Delta Hepatitis

The hepatitis delta virus (HDV) is a defective RNA virus which is capable of replication only during concomitant infection with HBV. Thus it occurs only in patients who have HBsAg in the serum. It was discovered by immunofluorescent staining as a nuclear antigen distinct from the antigens of HBV, and is found in hepatocytes and serum of infected individuals. The hepatitis delta virus is a 35 nm particle which has an external coat of HBsAg provided by the genome of HBV (the helper virus) and an internal delta antigen (HDV-Ag) provided by the genome of HDV. The genome of HDV is smaller than that of any animal virus, and resembles that of the viroids of plants.

The virus can cause either acute or chronic hepatitis. Acute delta hepatitis resembles other forms of acute hepatitis, but is more severe, with a case fatality rate of 2-20% (compared with less than 1% in acute hepatitis B). Chronic delta hepatitis is also more severe than other forms of chronic viral hepatitis; 70-80% of patients develop cirrhosis with portal hypertension. Acute delta hepatitis occurs as either coinfection or superinfection.

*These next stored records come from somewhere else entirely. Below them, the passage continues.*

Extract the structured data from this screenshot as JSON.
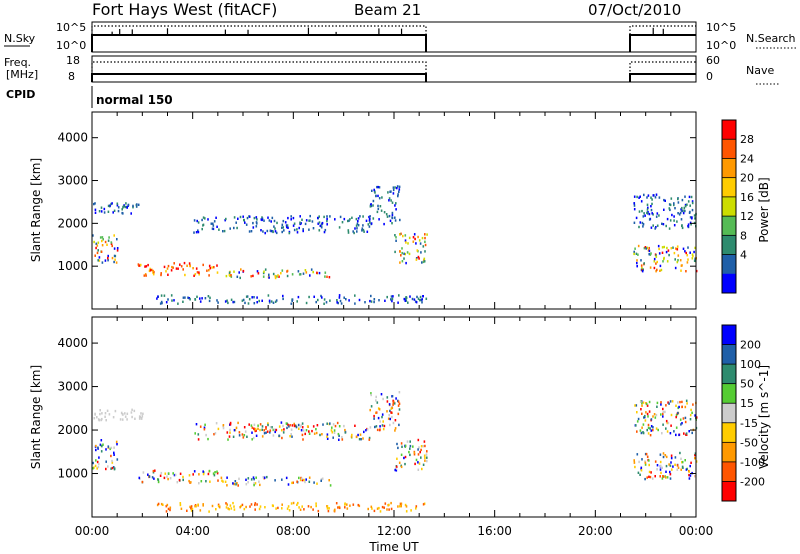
{
  "header": {
    "title": "Fort Hays West (fitACF)",
    "beam": "Beam 21",
    "date": "07/Oct/2010"
  },
  "panels": {
    "nsky_label": "N.Sky",
    "nsky_top_tick": "10^5",
    "nsky_bottom_tick": "10^0",
    "nsearch_label": "N.Search",
    "nsearch_top_tick": "10^5",
    "nsearch_bottom_tick": "10^0",
    "freq_label": "Freq.",
    "freq_unit": "[MHz]",
    "freq_top_tick": "18",
    "freq_bottom_tick": "8",
    "nave_label": "Nave",
    "nave_top_tick": "60",
    "nave_bottom_tick": "0",
    "cpid_label": "CPID",
    "cpid_value": "normal 150"
  },
  "colorbars": {
    "power": {
      "label": "Power [dB]",
      "ticks": [
        "28",
        "24",
        "20",
        "16",
        "12",
        "8",
        "4"
      ],
      "colors": [
        "#ff0000",
        "#ff5500",
        "#ff9900",
        "#ffcc00",
        "#ccdd00",
        "#55bb55",
        "#2e8b6e",
        "#1f5fa8",
        "#0000ff"
      ]
    },
    "velocity": {
      "label": "Velocity [m s^-1]",
      "ticks": [
        "200",
        "100",
        "50",
        "15",
        "-15",
        "-50",
        "-100",
        "-200"
      ],
      "colors": [
        "#0000ff",
        "#1f5fa8",
        "#2e8b6e",
        "#55cc33",
        "#cccccc",
        "#ffcc00",
        "#ff9900",
        "#ff5500",
        "#ff0000"
      ]
    }
  },
  "chart_data": [
    {
      "type": "heatmap",
      "name": "Power",
      "ylabel": "Slant Range [km]",
      "ylim": [
        0,
        4600
      ],
      "yticks": [
        "4000",
        "3000",
        "2000",
        "1000"
      ],
      "xlim_hours": [
        0,
        24
      ],
      "xticks": [
        "00:00",
        "04:00",
        "08:00",
        "12:00",
        "16:00",
        "20:00",
        "00:00"
      ],
      "echo_regions": [
        {
          "t": [
            0.0,
            1.0
          ],
          "r": [
            1100,
            1800
          ],
          "level": "mixed-high"
        },
        {
          "t": [
            0.0,
            2.0
          ],
          "r": [
            2250,
            2500
          ],
          "level": "low"
        },
        {
          "t": [
            1.8,
            5.0
          ],
          "r": [
            800,
            1100
          ],
          "level": "high"
        },
        {
          "t": [
            5.0,
            9.5
          ],
          "r": [
            750,
            950
          ],
          "level": "mixed"
        },
        {
          "t": [
            2.5,
            13.3
          ],
          "r": [
            150,
            350
          ],
          "level": "low"
        },
        {
          "t": [
            4.0,
            11.0
          ],
          "r": [
            1800,
            2200
          ],
          "level": "low"
        },
        {
          "t": [
            11.0,
            12.2
          ],
          "r": [
            2000,
            2900
          ],
          "level": "low"
        },
        {
          "t": [
            12.0,
            13.3
          ],
          "r": [
            1100,
            1800
          ],
          "level": "mixed"
        },
        {
          "t": [
            21.5,
            24.0
          ],
          "r": [
            900,
            1500
          ],
          "level": "mixed-high"
        },
        {
          "t": [
            21.5,
            24.0
          ],
          "r": [
            1900,
            2700
          ],
          "level": "low"
        }
      ]
    },
    {
      "type": "heatmap",
      "name": "Velocity",
      "ylabel": "Slant Range [km]",
      "ylim": [
        0,
        4600
      ],
      "yticks": [
        "4000",
        "3000",
        "2000",
        "1000"
      ],
      "xlim_hours": [
        0,
        24
      ],
      "xticks": [
        "00:00",
        "04:00",
        "08:00",
        "12:00",
        "16:00",
        "20:00",
        "00:00"
      ],
      "xlabel": "Time UT",
      "echo_regions": [
        {
          "t": [
            0.0,
            1.0
          ],
          "r": [
            1100,
            1800
          ],
          "level": "mixed"
        },
        {
          "t": [
            0.0,
            2.0
          ],
          "r": [
            2250,
            2500
          ],
          "level": "near-zero"
        },
        {
          "t": [
            1.8,
            5.0
          ],
          "r": [
            800,
            1100
          ],
          "level": "mixed"
        },
        {
          "t": [
            5.0,
            9.5
          ],
          "r": [
            750,
            950
          ],
          "level": "mixed"
        },
        {
          "t": [
            2.5,
            13.3
          ],
          "r": [
            150,
            350
          ],
          "level": "negative"
        },
        {
          "t": [
            4.0,
            11.0
          ],
          "r": [
            1800,
            2200
          ],
          "level": "mixed"
        },
        {
          "t": [
            11.0,
            12.2
          ],
          "r": [
            2000,
            2900
          ],
          "level": "mixed"
        },
        {
          "t": [
            12.0,
            13.3
          ],
          "r": [
            1100,
            1800
          ],
          "level": "mixed"
        },
        {
          "t": [
            21.5,
            24.0
          ],
          "r": [
            900,
            1500
          ],
          "level": "mixed"
        },
        {
          "t": [
            21.5,
            24.0
          ],
          "r": [
            1900,
            2700
          ],
          "level": "mixed"
        }
      ]
    }
  ]
}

Coinfection is the simultaneous occurrence of acute hepatitis B and acute delta infection. Superinfection is the occurrence of acute HDV infection in a chronic HBV carrier. Acute delta coinfection is usually mild and self limited, rarely leading to chronic hepatitis. In contrast, acute delta superinfection leads to chronic hepatitis in more than 80% of patients.

Diagnosis of delta hepatitis is made by detecting antibodies to HDV in the serum of a patient who has HBsAg-positive hepatitis. Delta hepatitis should be suspected in any patient with acute or chronic hepatitis B infection, especially if the disease is severe or fulminant, or if the patient has a history of intravenous drug abuse or repeated exposure to blood or blood products. Clinical features suggesting delta infection are a biphasic illness in acute hepatitis or a history of jaundice or worsening of disease during the course of chronic hepatitis B infection.

Delta hepatitis occurs in three epidemiological settings. Endemic infection is especially common in the Mediterranean area and in the Middle East. The highest prevalence is reported from Kuwait and Saudi Arabia, where 20-40% of HBsAg carriers have antibody to HDV. Delta hepatitis is rare in northern Europe, the United States and most of South America, and is also uncommon in southeast Asia and China, where the prevalence of chronic HBV infection is very high. The disease occurs in epidemic form in isolated populations in certain underdeveloped areas of the world, especially in northern South America and the Amazon Basin. In these outbreaks the disease is strikingly severe, with sudden onset of fulminant hepatitis and a rapidly fatal course. The epidemic form occurs most frequently in children. In northern Europe and the United States delta hepatitis occurs primarily in certain high risk groups, including intravenous drug addicts and patients who receive multiple blood transfusions or antihaemophilic globulin. Although sexual transmission of delta hepatitis can occur, it is rare in most but not all populations of male homosexuals.

Immunization against HBV infection also provides immunity against delta hepatitis. Unfortunately there is no way to prevent HDV superinfection in HBsAg carriers, other than avoidance of contact. There is no established therapy for delta hepatitis. Corticosteroids are not effective in modifying the course or preventing progression of the disease. Alpha interferon inhibits replication of HDV and has produced clinical improvement in some patients, although discontinuation of therapy appears to be followed by relapse in nearly all cases. Results of liver transplantation in chronic delta hepatitis have been good, and some long-term survivors have remained both HBsAg- and HDV-negative after transplantation.